Canadian architect Frank Gehry, famed for his iconic Guggenheim Bilbao Museum design, died on Friday at age 96 in his Santa Monica, California home from a respiratory illness. His work transformed cities like Bilbao and Los Angeles, blending metal and technology in innovative structures. Gehry, who won the Pritzker Prize in 1989, leaves a legacy of buildings that revitalized urban environments.
Frank Gehry, born Ephraim Owen Goldberg in Toronto in February 1929, moved with his family to Los Angeles in his teens due to his father's health issues. Naturalized American, he studied at L.A. City College, the University of Southern California, and Harvard, though he did not complete the latter. He changed his surname to Gehry at the suggestion of his first wife, Anita Snyder, whom he married in 1952 and with whom he had two daughters, to avoid antisemitic discrimination.
In 1975, after divorcing and marrying Berta Aguilera, with whom he had two sons, he remodeled his Santa Monica home using humble materials like corrugated metal and cardboard, inspiring his 1969 Easy Edges furniture collection and defining his deconstructivist style. He opened his firm Frank O. Gehry & Associates in 1962 and won the Pritzker Prize in 1989.

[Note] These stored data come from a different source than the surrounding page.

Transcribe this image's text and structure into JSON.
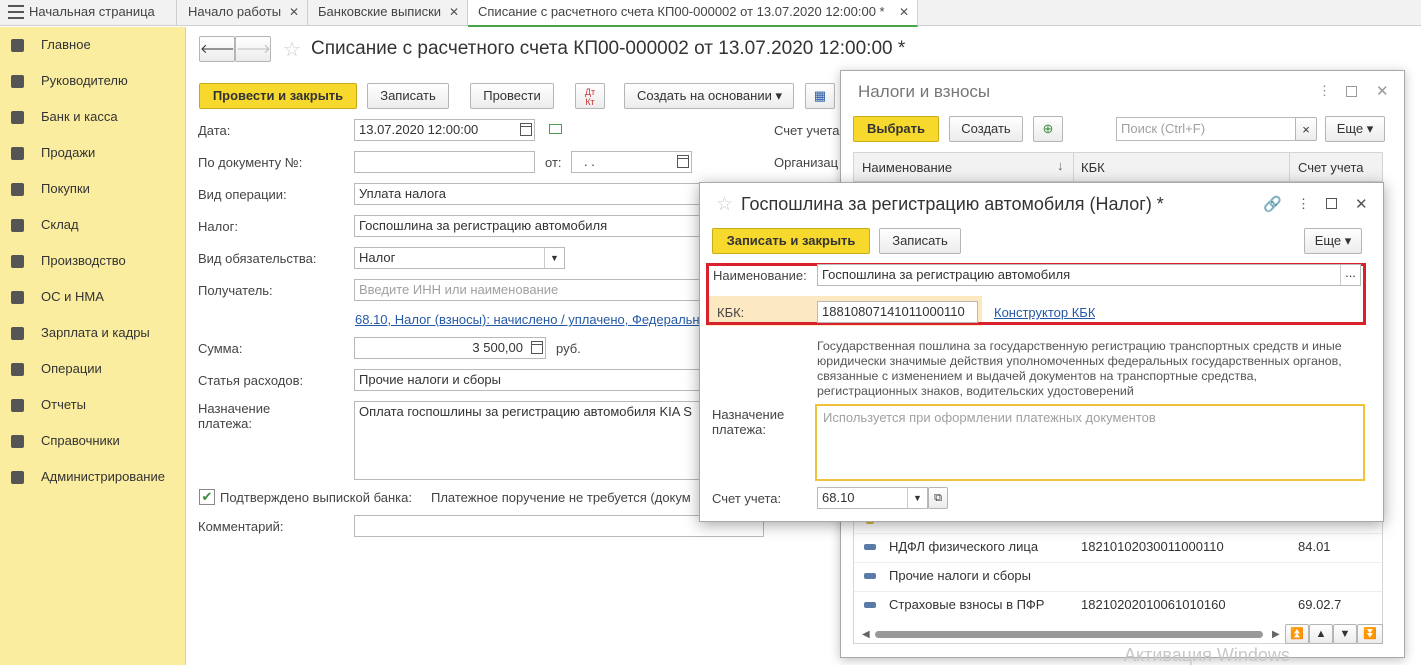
{
  "tabs": {
    "home": "Начальная страница",
    "start": "Начало работы",
    "bank": "Банковские выписки",
    "doc": "Списание с расчетного счета КП00-000002 от 13.07.2020 12:00:00 *"
  },
  "sidebar": {
    "items": [
      "Главное",
      "Руководителю",
      "Банк и касса",
      "Продажи",
      "Покупки",
      "Склад",
      "Производство",
      "ОС и НМА",
      "Зарплата и кадры",
      "Операции",
      "Отчеты",
      "Справочники",
      "Администрирование"
    ]
  },
  "document": {
    "title": "Списание с расчетного счета КП00-000002 от 13.07.2020 12:00:00 *",
    "buttons": {
      "post_close": "Провести и закрыть",
      "save": "Записать",
      "post": "Провести",
      "create_based": "Создать на основании"
    },
    "labels": {
      "date": "Дата:",
      "doc_num": "По документу №:",
      "from": "от:",
      "op_type": "Вид операции:",
      "tax": "Налог:",
      "liability": "Вид обязательства:",
      "recipient": "Получатель:",
      "sum": "Сумма:",
      "expense": "Статья расходов:",
      "purpose": "Назначение платежа:",
      "confirmed": "Подтверждено выпиской банка:",
      "comment": "Комментарий:",
      "account": "Счет учета",
      "org": "Организац"
    },
    "values": {
      "date": "13.07.2020 12:00:00",
      "doc_num": "",
      "from_date": ". .",
      "op_type": "Уплата налога",
      "tax": "Госпошлина за регистрацию автомобиля",
      "liability": "Налог",
      "recipient_placeholder": "Введите ИНН или наименование",
      "account_link": "68.10, Налог (взносы): начислено / уплачено, Федеральн",
      "sum": "3 500,00",
      "currency": "руб.",
      "expense": "Прочие налоги и сборы",
      "purpose": "Оплата госпошлины за регистрацию автомобиля KIA S",
      "payment_order": "Платежное поручение не требуется (докум",
      "comment": ""
    }
  },
  "taxes_window": {
    "title": "Налоги и взносы",
    "buttons": {
      "select": "Выбрать",
      "create": "Создать",
      "more": "Еще"
    },
    "search_placeholder": "Поиск (Ctrl+F)",
    "columns": [
      "Наименование",
      "КБК",
      "Счет учета"
    ],
    "rows": [
      {
        "name": "НДФЛ физического лица",
        "kbk": "18210102030011000110",
        "account": "84.01"
      },
      {
        "name": "Прочие налоги и сборы",
        "kbk": "",
        "account": ""
      },
      {
        "name": "Страховые взносы в ПФР",
        "kbk": "18210202010061010160",
        "account": "69.02.7"
      }
    ]
  },
  "tax_form": {
    "title": "Госпошлина за регистрацию автомобиля (Налог) *",
    "buttons": {
      "save_close": "Записать и закрыть",
      "save": "Записать",
      "more": "Еще"
    },
    "labels": {
      "name": "Наименование:",
      "kbk": "КБК:",
      "purpose": "Назначение платежа:",
      "account": "Счет учета:"
    },
    "values": {
      "name": "Госпошлина за регистрацию автомобиля",
      "kbk": "18810807141011000110",
      "kbk_link": "Конструктор КБК",
      "description": "Государственная пошлина за государственную регистрацию транспортных средств и иные юридически значимые действия уполномоченных федеральных государственных органов, связанные с изменением и выдачей документов на транспортные средства, регистрационных знаков, водительских удостоверений",
      "purpose_placeholder": "Используется при оформлении платежных документов",
      "account": "68.10"
    }
  },
  "watermark": "Активация Windows",
  "colors": {
    "sidebar": "#fbeda0",
    "accent_yellow": "#f7d92e",
    "highlight_red": "#d9212b",
    "link": "#2559a5"
  }
}
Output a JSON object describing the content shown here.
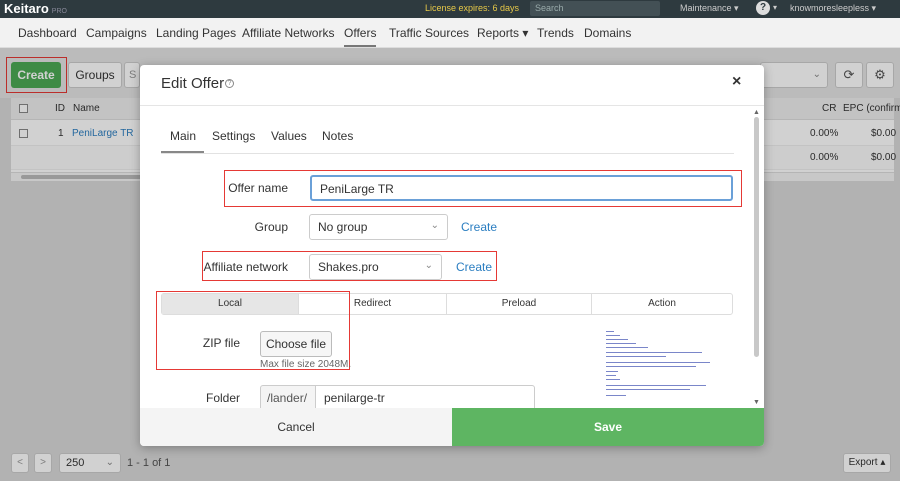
{
  "topbar": {
    "logo": "Keitaro",
    "logo_edition": "PRO",
    "license": "License expires: 6 days",
    "search_placeholder": "Search",
    "maintenance": "Maintenance ▾",
    "help_icon": "?",
    "help_caret": "▾",
    "user": "knowmoresleepless ▾"
  },
  "nav": {
    "items": [
      "Dashboard",
      "Campaigns",
      "Landing Pages",
      "Affiliate Networks",
      "Offers",
      "Traffic Sources",
      "Reports ▾",
      "Trends",
      "Domains"
    ],
    "active": "Offers"
  },
  "toolbar": {
    "create_label": "Create",
    "groups_label": "Groups",
    "search_stub": "S"
  },
  "table": {
    "headers": {
      "id": "ID",
      "name": "Name",
      "cr": "CR",
      "epc": "EPC (confirm"
    },
    "rows": [
      {
        "id": "1",
        "name": "PeniLarge TR",
        "cr": "0.00%",
        "epc": "$0.00"
      },
      {
        "id": "",
        "name": "",
        "cr": "0.00%",
        "epc": "$0.00"
      }
    ]
  },
  "pager": {
    "prev": "<",
    "next": ">",
    "page_size": "250",
    "info": "1 - 1 of 1",
    "export": "Export ▴"
  },
  "modal": {
    "title": "Edit Offer",
    "close": "×",
    "tabs": [
      "Main",
      "Settings",
      "Values",
      "Notes"
    ],
    "active_tab": "Main",
    "offer_name_label": "Offer name",
    "offer_name_value": "PeniLarge TR",
    "group_label": "Group",
    "group_value": "No group",
    "group_create": "Create",
    "affiliate_label": "Affiliate network",
    "affiliate_value": "Shakes.pro",
    "affiliate_create": "Create",
    "type_tabs": [
      "Local",
      "Redirect",
      "Preload",
      "Action"
    ],
    "active_type": "Local",
    "zip_label": "ZIP file",
    "choose_file": "Choose file",
    "max_size": "Max file size 2048M.",
    "folder_label": "Folder",
    "folder_prefix": "/lander/",
    "folder_value": "penilarge-tr",
    "cancel": "Cancel",
    "save": "Save"
  },
  "colors": {
    "accent_green": "#4caa55",
    "link_blue": "#2b7ec1",
    "highlight_red": "#e53935",
    "license_yellow": "#e7c948"
  }
}
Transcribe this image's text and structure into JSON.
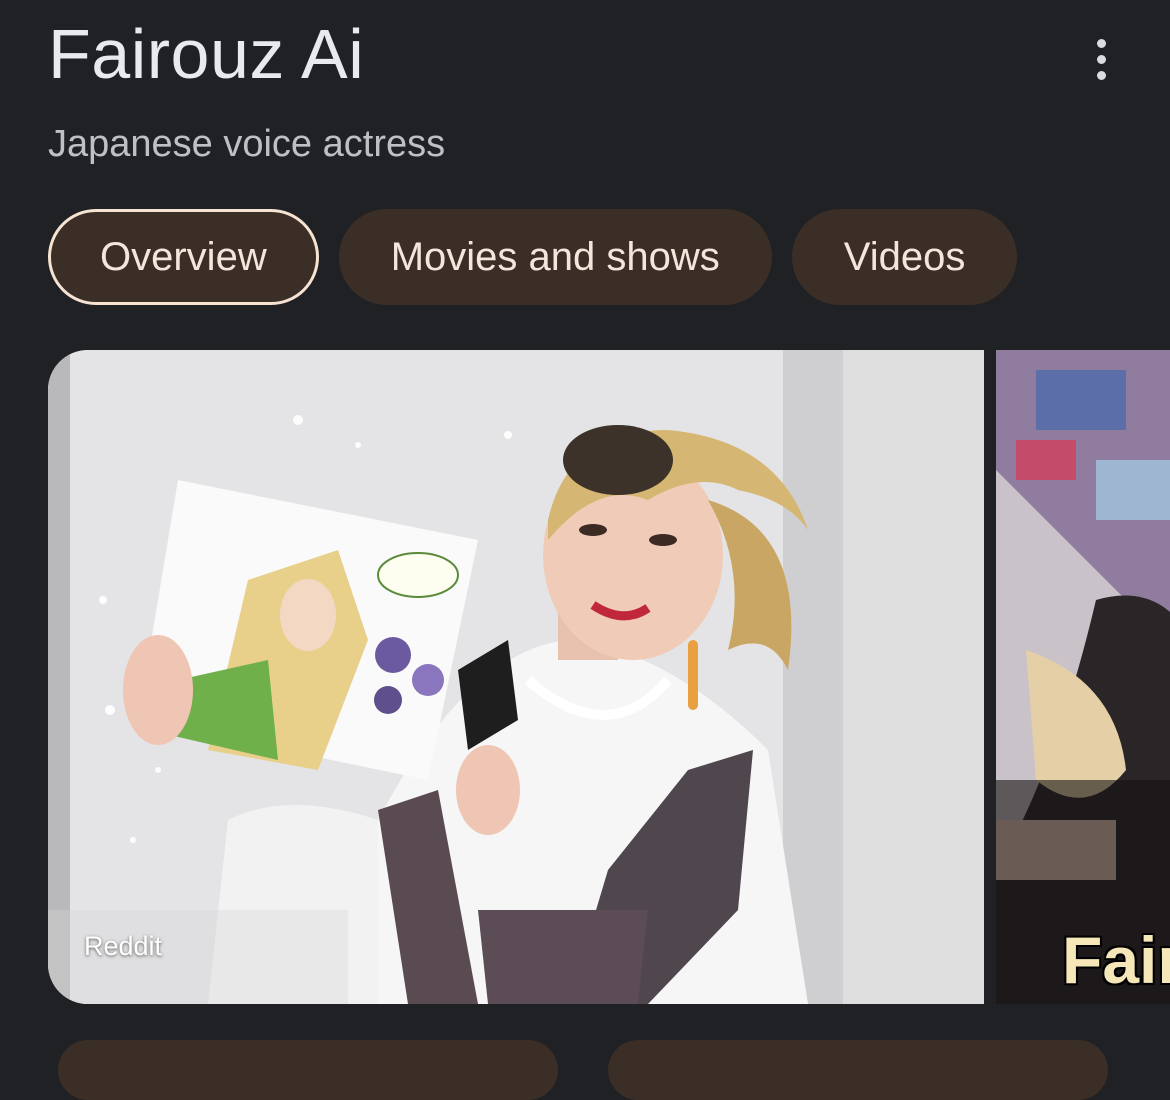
{
  "header": {
    "title": "Fairouz Ai",
    "subtitle": "Japanese voice actress"
  },
  "tabs": [
    {
      "label": "Overview",
      "active": true
    },
    {
      "label": "Movies and shows",
      "active": false
    },
    {
      "label": "Videos",
      "active": false
    }
  ],
  "images": [
    {
      "source": "Reddit"
    },
    {
      "caption": "Fair"
    }
  ],
  "colors": {
    "background": "#202124",
    "chip_bg": "#3a2e27",
    "chip_text": "#f4e6da"
  }
}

His masterpiece, the Guggenheim Bilbao Museum, opened in 1997, using titanium to create a flowing structure that revitalized the city, spawning the 'Guggenheim effect.' 'We will always be deeply grateful for the magnificent and bold building he designed for Bilbao,' said director Miren Arzalluz. Other creations include the Walt Disney Concert Hall in Los Angeles (2003), the Vitra Design Museum in Germany (1989), the Dancing House in Prague, the Marqués de Riscal winery in Elciego (2006), and the Fondation Louis Vuitton in Paris (2014).
Gehry received the Prince of Asturias Award in 2014 and the Presidential Medal of Freedom in 2016 from Barack Obama, who praised him: 'Frank's work teaches us that... they can elevate our spirits.' His posthumous project is the Guggenheim Abu Dhabi, slated for 2026. Basque President Imanol Pradales and Bilbao Mayor Juan Mari Aburto highlighted his enduring impact on the region.